Adolescent, entre scoutisme et judo, il apprend à sortir de lui-même et de sa timidité. Il fréquente aussi un groupe de partage d’Évangile avec d’autres jeunes de sa paroisse. Et tous les soirs, en famille, ils récitent la prière pour la paix attribuée à saint François. Car chez lui, le Poverello n’est jamais très loin. Si sa mère est engagée dans la Fraternité franciscaine séculière, c’est surtout grâce à un grand-oncle franciscain, missionnaire au Congo, qu’il découvre petit à petit cette spiritualité. “Il ne se répandait pas par rapport à sa foi mais il était bienveillant et plein de bonté, présent et habité, paisible avec un rayonnement qui passe au-delà de la parole” se souvient notre frère belge.

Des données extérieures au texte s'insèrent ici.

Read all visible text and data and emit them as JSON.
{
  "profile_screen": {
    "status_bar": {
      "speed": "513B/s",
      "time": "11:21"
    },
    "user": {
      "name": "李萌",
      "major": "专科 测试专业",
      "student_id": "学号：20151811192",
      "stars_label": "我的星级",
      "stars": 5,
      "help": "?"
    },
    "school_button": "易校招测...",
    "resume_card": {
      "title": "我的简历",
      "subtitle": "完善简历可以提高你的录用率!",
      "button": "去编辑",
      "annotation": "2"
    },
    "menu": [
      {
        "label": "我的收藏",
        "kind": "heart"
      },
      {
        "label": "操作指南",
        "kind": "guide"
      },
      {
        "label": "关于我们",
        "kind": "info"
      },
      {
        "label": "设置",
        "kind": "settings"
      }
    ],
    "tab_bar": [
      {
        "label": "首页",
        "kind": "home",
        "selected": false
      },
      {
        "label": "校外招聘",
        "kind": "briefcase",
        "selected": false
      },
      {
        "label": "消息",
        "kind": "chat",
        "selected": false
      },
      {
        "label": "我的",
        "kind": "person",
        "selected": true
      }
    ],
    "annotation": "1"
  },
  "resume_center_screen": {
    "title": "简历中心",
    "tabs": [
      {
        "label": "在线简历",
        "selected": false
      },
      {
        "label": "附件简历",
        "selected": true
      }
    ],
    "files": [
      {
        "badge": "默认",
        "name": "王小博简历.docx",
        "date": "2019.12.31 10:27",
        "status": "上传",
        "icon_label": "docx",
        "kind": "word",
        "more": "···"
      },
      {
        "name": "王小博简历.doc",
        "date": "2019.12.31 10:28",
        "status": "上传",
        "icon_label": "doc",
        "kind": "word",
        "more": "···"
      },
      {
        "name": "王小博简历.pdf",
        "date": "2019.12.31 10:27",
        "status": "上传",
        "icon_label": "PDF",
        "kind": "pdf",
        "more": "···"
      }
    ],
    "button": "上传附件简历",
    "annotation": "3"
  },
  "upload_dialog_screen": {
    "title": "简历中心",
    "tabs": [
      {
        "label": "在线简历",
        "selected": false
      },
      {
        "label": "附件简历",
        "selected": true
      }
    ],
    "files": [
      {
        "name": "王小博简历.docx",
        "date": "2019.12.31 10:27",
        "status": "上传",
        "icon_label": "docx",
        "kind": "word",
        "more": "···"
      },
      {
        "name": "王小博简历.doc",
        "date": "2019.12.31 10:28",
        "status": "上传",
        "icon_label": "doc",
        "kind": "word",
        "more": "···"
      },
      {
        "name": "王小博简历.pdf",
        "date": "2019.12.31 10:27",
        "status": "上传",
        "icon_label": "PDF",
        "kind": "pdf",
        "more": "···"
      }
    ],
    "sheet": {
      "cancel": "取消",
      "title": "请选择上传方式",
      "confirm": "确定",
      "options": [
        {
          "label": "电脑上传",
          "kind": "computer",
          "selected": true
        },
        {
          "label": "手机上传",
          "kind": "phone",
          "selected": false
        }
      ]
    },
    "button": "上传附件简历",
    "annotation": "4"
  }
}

C’est donc naturellement qu’il se confie à lui à propos de son cheminement personnel, alors qu’il n’a que 18 ans. “Il m’a répondu : Va voir chez les franciscains à Bruxelles, cela ne t’engage à rien !”
PREMIÈRE RENCONTRE
Il pousse alors la porte du couvent du Chant-d’oiseau. Il se souvient de sa première rencontre avec les frères : “Je logeais au couvent et j’avais si bien dormi que je ne me suis pas réveillé le lendemain et j’ai zappé l’office du matin ! Je suis arrivé au moment où les frères sortaient de l’office et en me voyant, ils se sont mis à rigoler !” raconte-t-il dans un rire franc.

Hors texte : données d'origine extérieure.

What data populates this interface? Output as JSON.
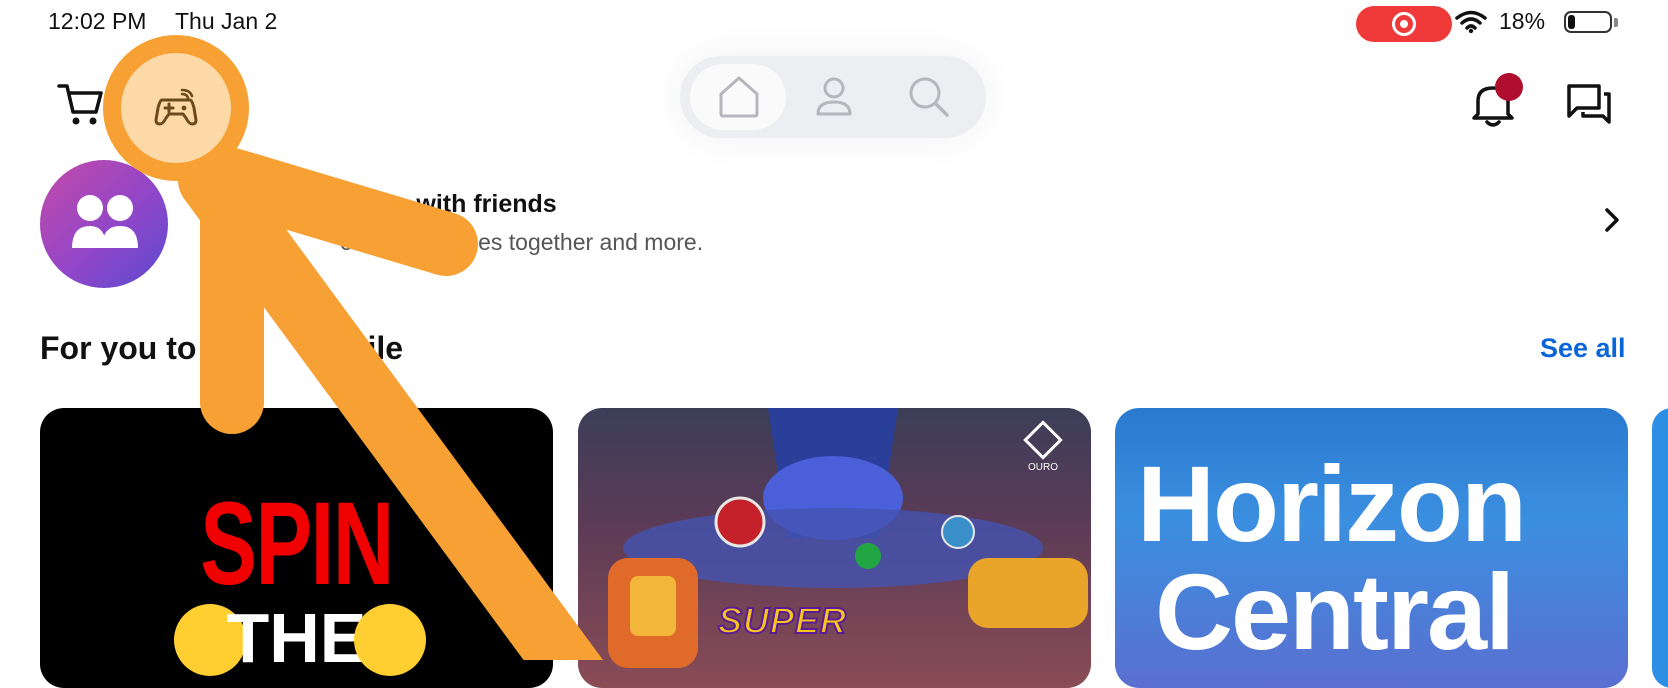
{
  "status_bar": {
    "time": "12:02 PM",
    "date": "Thu Jan 2",
    "battery_percent": "18%",
    "battery_level": 0.18,
    "recording_indicator": "screen-recording-icon",
    "colors": {
      "recording": "#f03a3a"
    }
  },
  "toolbar": {
    "left_icons": [
      "cart-icon",
      "game-controller-icon"
    ],
    "nav_tabs": [
      {
        "icon": "home-icon",
        "selected": true
      },
      {
        "icon": "person-icon",
        "selected": false
      },
      {
        "icon": "search-icon",
        "selected": false
      }
    ],
    "right_icons": [
      "bell-icon",
      "chat-icon"
    ],
    "notification_badge_color": "#b00e2f"
  },
  "friends_banner": {
    "title": "re fun with friends",
    "subtitle": "out, play games together and more."
  },
  "section": {
    "title": "For you to",
    "title_fragment": "obile",
    "see_all": "See all",
    "accent_color": "#0a66d8"
  },
  "cards": [
    {
      "line1": "SPIN",
      "line2": "THE"
    },
    {
      "title": "SUPER",
      "badge": "OURO"
    },
    {
      "line1": "Horizon",
      "line2": "Central"
    }
  ],
  "annotation": {
    "highlight_color": "#f7a034",
    "highlight_fill": "#fcd9a6"
  }
}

Un détail, certes, mais qui l’a pourtant beaucoup frappé. “C’est un évènement que je retiens aujourd’hui, qui peut sembler très léger mais qui, en même temps, symbolisait pour moi une religion décoincée, une ouverture que je trouve importante dans la foi.” Une manière d’être et de vivre qu’il constate au contact quotidien avec les frères, dans la manière de lire l’Évangile, de cuisiner soi-même… “Je n’aime ni le laxisme, ni la rigidité ! Là, j’y trouvais à la fois une profondeur et une souplesse, un juste équilibre. Et puis, ce qui m’a aussi beaucoup marqué, c’est que je me suis senti tout de suite chez moi. Nous avions des conversations simples à table, il y avait de la place pour le rire mais également pour des échanges en profondeur.”

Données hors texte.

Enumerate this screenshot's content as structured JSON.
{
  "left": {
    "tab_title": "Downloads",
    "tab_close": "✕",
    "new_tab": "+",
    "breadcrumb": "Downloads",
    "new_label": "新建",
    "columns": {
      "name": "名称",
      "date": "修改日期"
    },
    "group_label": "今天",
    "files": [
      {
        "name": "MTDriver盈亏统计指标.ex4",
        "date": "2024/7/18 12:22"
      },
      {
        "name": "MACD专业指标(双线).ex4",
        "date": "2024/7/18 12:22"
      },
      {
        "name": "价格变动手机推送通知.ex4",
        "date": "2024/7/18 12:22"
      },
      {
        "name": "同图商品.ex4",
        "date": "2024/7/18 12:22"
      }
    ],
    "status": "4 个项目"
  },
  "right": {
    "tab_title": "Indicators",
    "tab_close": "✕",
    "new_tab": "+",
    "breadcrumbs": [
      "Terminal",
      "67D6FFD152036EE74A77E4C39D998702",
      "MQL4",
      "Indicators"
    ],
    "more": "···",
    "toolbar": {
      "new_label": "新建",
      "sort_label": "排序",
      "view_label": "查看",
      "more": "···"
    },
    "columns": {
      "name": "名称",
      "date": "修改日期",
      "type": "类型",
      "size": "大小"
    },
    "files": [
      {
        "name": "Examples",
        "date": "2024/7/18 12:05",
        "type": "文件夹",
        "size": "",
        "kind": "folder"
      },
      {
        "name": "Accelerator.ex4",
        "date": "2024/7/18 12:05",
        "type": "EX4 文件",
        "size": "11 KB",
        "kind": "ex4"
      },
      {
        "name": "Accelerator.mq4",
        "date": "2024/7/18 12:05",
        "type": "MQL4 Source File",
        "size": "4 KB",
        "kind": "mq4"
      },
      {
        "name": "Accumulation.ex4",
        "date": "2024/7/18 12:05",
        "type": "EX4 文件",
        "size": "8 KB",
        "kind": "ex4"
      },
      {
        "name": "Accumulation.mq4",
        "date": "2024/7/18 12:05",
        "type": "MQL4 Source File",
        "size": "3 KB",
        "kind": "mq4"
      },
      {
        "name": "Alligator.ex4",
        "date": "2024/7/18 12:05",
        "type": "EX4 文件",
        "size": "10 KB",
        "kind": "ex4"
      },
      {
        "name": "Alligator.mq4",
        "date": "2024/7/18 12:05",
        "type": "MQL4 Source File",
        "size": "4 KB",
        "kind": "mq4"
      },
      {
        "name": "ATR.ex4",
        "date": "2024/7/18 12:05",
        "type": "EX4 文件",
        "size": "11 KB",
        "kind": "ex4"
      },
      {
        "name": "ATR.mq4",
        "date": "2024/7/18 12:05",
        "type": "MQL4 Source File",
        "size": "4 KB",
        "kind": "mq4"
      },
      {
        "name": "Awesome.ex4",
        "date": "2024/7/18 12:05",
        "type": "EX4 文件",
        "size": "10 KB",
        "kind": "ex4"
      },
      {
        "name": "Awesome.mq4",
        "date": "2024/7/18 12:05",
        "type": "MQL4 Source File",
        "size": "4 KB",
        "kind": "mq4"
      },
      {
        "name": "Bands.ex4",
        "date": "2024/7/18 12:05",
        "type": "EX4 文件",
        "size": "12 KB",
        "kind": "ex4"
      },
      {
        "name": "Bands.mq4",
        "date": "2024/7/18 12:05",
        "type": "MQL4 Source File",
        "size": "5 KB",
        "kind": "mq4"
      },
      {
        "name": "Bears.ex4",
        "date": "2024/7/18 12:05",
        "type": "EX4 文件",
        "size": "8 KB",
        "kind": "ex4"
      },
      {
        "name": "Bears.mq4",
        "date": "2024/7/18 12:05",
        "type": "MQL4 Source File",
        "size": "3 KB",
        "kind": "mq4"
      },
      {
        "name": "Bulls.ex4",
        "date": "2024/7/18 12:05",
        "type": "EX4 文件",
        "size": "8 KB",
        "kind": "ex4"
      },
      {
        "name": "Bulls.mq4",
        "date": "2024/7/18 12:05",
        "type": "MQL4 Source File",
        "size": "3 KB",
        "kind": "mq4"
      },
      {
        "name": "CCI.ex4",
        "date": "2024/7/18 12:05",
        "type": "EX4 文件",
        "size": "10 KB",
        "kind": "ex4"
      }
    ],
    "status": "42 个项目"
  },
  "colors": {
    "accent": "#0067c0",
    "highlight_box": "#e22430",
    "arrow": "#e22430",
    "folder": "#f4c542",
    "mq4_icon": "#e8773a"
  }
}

Quand il prend la décision d’entrer chez les franciscains, ses parents le sentent heureux et ne s’y opposent pas. “Sans me stimuler ni me freiner, ils m’ont posé des questions pour me renvoyer à ma propre liberté, ce que j’ai trouvé ajusté” confie-t-il.
DE LA BLOUSE À LA BURE
L’année suivante, il entre au postulat dans une petite fraternité belge. En parallèle, il commence des études d’infirmier qu’il mettra en pause l’année d’après, le temps du noviciat, avant de les prolonger avec une spécialisation d’infirmier social pendant deux ans.
C’est dans la banlieue liégeoise, à Seraing, qu’il accomplira ce temps du noviciat. Pendant trois ans, avec quelques frères, il vivra en milieu précaire. “On n’avait qu’une pièce chauffée, pas d’eau chaude, on dormait en dortoir et on vivait auprès des gens du quart-monde. Pour moi, cela a été une épreuve que de découvrir la grande pauvreté, des gens qui n’ont pas à manger à la fin du mois, mais aussi au niveau de la relation avec les frères, avec cette promiscuité.”
Un mode de vie grâce auquel il a beaucoup appris et confie : “La vie religieuse franciscaine a été vraiment source de développement humain intégral, avec à la fois l’aspect collectif de la fraternité et la relation personnelle avec chaque frère.”